Next day we continued to ascend the long lower slopes of the Tian-shan, gradually rounding the eastern extremity of these mountains. We passed a cart-track leading from Barkul to Hami, which makes this detour round the Tian-shan to avoid crossing them. The going was bad on account of the stones, and because the whole slope was cut up by dry watercourses. These were seldom more than a foot deep, but the slope was covered with them. They were formed by the natural drainage from the mountains, which, instead of running in deep valleys, spreads over the slope. The whole country was still barren, being covered with scrub only ; but in the depression at the foot of the slope was a small Turki village, surrounded with trees and cultivation.

That night we encamped near a Turki house called Morgai, surrounded with fields of wheat and rice, watered from a small stream which appeared above the surface just here, and which, lower down, spread out and was swallowed in the pebbly slopes of the mountain.

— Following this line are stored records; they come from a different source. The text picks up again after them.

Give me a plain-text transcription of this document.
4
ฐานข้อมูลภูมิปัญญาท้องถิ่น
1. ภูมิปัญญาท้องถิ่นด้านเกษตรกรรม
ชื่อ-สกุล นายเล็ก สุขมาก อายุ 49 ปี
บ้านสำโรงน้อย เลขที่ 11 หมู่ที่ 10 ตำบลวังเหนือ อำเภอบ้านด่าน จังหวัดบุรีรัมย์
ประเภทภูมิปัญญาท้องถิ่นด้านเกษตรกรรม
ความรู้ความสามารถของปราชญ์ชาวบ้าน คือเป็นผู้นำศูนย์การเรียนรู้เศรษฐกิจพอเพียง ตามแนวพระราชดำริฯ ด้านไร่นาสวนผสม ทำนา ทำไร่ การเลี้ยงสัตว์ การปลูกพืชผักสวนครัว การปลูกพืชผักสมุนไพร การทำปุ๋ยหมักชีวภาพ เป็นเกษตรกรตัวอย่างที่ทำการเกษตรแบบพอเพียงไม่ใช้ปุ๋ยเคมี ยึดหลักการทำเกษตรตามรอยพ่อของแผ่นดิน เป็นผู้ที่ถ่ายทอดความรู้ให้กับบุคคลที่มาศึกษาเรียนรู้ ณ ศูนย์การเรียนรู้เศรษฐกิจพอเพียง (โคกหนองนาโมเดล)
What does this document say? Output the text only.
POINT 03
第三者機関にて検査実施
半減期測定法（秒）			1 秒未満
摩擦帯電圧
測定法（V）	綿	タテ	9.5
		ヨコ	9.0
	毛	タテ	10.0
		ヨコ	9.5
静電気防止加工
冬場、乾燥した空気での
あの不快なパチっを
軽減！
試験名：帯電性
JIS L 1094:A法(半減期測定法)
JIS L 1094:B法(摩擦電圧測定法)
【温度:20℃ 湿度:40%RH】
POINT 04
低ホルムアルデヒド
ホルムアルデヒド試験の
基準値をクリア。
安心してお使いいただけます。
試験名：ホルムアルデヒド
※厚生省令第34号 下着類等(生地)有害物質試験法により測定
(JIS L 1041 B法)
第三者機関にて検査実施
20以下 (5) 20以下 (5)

The following morning I, for the first time, had an opportunity of examining more closely one of this new race of people through whose country I was about to travel for fifteen hundred miles or so. The men were tall and fine-looking, with more of the Mongol caste of feature about them than I had expected. Their faces, however, though somewhat round, were slightly more elongated than the Mongols, and there was considerably more intelligence about them. But there was more roundness and less intelligence, less sharpness in the outlines than is seen in the inhabitants of the districts about Kashgar and Yarkand.